1. If $a$ and $b$ share a common factor, then it is shared also by $a+b$ and $ab$, and therefore not by $ab+1$ and we could not have item 2). Therefore $a$ and $b$ are relatively prime.

2. Item 2) implies that $b^2-1$ is divisible by both $a+b$ and $a-b$, and hence their least common multiple $\mathrm{lcm}(a+b,a-b) = (a+b)(a-b) / \mathrm{gcd}(a+b,a-b)$.

3. Since $b^2-1 > 0$, it follows that $b^2-1 \geq \mathrm{lcm}(a+b,a-b) = (a+b)(a-b) / \mathrm{gcd}(a+b,a-b)$.

4. What common factors can $a+b$ and $a-b$ have? If they share an odd prime $p$ as a common factor, then $a$ and $b$ share that prime as a common factor; but $a$ and $b$ are relatively prime by the first entry on this list. If $a+b$ and $a-b$ are both divisible by $4$, then $a$ and $b$ are both even, which we also ruled out. Thus $\mathrm{gcd}(a+b,a-b)$ is either $1$ or $2$.

5. In summary, $b^2 - 1 \geq (a+b)(a-b)/2$. Multiply through by $2$ to get $2b^2 - 2 \geq a^2 - b^2$. Add $b^2$ for $3b^2 - 2 \geq a^2$, from which it follows that $3b^2 > a^2$. Then take the square root.

Edit: It was requested in the comments that I explain step 2. To wit:

2+. Since $ab+1$ is divisible by $a+b$, so is $(ab+1) - b(a+b) = -b^2 + 1 = -(b^2-1)$.

2-. Since $ab-1$ is divisible by $a-b$, so is $(ab-1) - b(a-b) = b^2-1$.

It is perhaps useful to mention some words about how I found the solution. The problem asked to prove the bound $a < b\sqrt 3$. I asked myself: rather than prove that specific bound, can we give some bound? I.e. can we disprove the possibility that $a \gg b$?

Well, I said, if $a \gg b$, then $a \pm b \approx a$. So I know that $ab \pm 1$ is divisible by something approximately $a$. Well, what must the quotient be? $ab \pm 1 \approx ab$, so $(ab \pm 1) / (a \pm b) \approx b$. Ok, so let's subtract off $b(a\pm b)$ and see what's left.

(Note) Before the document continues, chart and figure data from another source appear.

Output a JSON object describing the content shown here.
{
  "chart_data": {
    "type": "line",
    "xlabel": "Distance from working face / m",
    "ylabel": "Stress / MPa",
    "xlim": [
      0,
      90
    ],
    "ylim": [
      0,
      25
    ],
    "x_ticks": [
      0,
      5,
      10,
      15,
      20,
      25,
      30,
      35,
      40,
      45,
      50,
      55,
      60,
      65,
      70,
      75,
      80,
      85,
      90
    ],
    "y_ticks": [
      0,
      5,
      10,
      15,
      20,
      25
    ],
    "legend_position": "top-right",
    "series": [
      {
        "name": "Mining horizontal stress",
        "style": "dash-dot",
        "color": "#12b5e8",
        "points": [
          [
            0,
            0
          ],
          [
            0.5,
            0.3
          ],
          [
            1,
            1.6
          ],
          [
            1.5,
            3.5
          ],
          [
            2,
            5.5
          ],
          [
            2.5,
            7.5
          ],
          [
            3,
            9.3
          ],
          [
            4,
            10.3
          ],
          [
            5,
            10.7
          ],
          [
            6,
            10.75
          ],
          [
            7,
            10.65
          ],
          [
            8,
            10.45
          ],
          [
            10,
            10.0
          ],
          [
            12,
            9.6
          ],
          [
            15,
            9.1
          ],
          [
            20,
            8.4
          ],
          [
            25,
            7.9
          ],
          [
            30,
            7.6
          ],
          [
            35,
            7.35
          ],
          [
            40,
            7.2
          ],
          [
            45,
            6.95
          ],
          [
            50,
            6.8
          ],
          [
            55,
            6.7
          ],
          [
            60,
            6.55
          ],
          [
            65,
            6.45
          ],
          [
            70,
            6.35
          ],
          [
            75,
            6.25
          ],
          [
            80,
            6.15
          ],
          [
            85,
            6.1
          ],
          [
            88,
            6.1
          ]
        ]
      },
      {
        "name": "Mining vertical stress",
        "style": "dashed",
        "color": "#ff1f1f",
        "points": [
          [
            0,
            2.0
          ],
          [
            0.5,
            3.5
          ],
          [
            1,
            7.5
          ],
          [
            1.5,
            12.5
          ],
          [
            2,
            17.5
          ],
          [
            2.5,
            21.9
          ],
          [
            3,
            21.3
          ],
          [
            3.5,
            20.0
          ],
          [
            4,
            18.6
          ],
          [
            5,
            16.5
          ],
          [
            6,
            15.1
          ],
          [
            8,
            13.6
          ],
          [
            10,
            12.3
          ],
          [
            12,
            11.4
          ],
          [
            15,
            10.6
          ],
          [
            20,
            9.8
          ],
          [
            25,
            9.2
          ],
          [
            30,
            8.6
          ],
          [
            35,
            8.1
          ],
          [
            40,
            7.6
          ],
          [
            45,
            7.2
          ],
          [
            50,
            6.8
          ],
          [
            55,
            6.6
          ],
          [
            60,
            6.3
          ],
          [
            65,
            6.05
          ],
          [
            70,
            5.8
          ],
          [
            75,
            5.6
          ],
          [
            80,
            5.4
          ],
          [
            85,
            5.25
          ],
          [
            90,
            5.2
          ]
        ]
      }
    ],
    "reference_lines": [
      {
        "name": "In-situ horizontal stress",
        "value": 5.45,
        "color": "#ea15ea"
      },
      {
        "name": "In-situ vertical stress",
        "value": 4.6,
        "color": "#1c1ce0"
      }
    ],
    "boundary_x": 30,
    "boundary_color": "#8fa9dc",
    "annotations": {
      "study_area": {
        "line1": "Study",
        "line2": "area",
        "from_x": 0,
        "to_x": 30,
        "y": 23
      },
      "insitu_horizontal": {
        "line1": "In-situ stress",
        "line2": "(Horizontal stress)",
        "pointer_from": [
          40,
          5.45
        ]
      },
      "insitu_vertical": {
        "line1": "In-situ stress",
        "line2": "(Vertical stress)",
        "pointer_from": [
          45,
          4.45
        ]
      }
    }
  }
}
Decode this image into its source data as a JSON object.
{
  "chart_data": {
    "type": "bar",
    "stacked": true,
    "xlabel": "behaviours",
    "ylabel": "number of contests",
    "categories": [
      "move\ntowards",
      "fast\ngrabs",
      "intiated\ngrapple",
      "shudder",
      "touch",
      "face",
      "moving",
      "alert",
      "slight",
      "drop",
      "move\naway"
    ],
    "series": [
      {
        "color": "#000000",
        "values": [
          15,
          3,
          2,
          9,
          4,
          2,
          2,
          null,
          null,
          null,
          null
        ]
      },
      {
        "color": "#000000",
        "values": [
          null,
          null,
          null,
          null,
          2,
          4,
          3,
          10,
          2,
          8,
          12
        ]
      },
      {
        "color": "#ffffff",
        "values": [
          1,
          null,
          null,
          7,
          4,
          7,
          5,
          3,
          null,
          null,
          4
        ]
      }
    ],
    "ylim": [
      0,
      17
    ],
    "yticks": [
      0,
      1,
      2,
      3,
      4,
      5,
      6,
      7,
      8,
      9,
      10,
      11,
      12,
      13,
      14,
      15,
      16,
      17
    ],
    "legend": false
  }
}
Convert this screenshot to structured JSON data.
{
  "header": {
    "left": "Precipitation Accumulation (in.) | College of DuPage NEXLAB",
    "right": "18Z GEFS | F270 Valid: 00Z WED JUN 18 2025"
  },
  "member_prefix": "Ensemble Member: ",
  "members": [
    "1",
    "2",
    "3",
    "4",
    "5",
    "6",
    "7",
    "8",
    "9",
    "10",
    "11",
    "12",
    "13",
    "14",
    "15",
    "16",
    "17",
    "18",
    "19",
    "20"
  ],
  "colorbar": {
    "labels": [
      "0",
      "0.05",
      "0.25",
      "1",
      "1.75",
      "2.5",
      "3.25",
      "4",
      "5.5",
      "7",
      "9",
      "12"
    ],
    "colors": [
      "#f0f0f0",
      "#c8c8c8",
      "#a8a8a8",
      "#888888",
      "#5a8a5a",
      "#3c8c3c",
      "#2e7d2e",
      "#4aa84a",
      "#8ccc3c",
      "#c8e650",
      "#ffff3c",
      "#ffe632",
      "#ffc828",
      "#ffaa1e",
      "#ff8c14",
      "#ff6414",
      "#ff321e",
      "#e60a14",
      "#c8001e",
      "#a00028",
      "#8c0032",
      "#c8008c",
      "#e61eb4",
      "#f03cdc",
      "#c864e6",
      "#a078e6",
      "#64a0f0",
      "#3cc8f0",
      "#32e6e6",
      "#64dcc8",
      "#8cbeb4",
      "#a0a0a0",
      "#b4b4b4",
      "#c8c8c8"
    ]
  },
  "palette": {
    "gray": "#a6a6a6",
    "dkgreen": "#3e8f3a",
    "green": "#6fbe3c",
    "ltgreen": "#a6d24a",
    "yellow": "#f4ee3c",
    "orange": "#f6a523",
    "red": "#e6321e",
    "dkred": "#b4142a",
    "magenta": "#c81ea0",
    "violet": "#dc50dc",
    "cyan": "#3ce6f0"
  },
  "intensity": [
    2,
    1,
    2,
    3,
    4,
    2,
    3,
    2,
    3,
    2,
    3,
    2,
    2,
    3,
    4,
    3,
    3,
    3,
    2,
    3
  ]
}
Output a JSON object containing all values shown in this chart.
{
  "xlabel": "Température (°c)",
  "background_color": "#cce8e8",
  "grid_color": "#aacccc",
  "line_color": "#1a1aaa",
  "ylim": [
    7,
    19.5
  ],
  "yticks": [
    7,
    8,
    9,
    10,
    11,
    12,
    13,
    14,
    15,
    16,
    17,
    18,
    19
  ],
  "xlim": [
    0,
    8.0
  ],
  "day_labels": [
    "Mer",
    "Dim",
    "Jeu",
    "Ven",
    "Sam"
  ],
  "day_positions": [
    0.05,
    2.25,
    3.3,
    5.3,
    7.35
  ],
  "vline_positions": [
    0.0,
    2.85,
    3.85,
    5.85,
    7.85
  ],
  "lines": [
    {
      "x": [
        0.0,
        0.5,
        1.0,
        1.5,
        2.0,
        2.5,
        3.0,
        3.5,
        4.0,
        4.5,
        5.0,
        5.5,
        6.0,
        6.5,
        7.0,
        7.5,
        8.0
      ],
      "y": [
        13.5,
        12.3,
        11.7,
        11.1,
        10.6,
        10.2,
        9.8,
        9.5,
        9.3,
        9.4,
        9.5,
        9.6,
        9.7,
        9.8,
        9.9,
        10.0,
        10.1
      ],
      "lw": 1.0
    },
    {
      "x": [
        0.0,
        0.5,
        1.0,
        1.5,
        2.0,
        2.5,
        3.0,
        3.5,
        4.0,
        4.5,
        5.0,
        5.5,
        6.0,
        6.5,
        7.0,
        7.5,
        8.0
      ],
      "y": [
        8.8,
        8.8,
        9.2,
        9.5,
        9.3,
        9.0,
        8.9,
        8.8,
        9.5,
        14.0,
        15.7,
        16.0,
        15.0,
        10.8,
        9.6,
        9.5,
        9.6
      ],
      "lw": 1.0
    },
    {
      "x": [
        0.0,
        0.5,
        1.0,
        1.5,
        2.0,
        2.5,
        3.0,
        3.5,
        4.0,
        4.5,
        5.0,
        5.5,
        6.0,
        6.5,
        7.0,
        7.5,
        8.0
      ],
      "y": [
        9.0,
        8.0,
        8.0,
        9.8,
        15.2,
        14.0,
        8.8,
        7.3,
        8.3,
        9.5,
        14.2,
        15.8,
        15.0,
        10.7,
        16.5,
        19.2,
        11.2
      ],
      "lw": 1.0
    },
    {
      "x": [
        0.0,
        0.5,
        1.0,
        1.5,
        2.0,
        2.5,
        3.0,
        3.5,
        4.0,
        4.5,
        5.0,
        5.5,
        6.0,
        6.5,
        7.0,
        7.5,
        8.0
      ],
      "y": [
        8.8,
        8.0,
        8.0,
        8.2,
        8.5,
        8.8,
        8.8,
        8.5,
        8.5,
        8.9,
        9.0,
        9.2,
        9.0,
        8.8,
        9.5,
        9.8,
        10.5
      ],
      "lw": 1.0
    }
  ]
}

Great, then $b^2 - 1$ is divisible by something approximately $a$. Since $b>1$, this already gives some bound: it says that $b^2 \gtrsim a$. I wanted a bound of the form $b \gtrsim a$, up to some fixed constant, and I'm not there yet, but I've at least ruled out, say, $a \sim b^{1000}$.

Ok, I haven't used both conditions from line 2). I know that something approximately $b^2$ is divisible by two different things that are approximately $a$. I want $b^2 \gtrsim a^2$ --- since I have two terms, I have $b^2 \gtrsim \mathrm{lcm}(\approx a,\approx a)$. And lcms are usually products, because large numbers tend to have few large common factors.

But can I prove that? Ah, I haven't used the stated conditions from 2), just their corollaries about $b^2-1$. Those stated corollaries obviously imply that $a,b$ are linearly independent. And that's almost what I want! Indeed, I want to find a bound on $\mathrm{gcd}(a+b,a-b)$, and I have a bound on $\mathrm{gcd}(a,b)$ (in fact, I know the latter is $1$). So perhaps that's all I need? Yes: $\mathrm{gcd}(a,b)=1$ implies $\mathrm{gcd}(a+b,a-b)\leq 2$.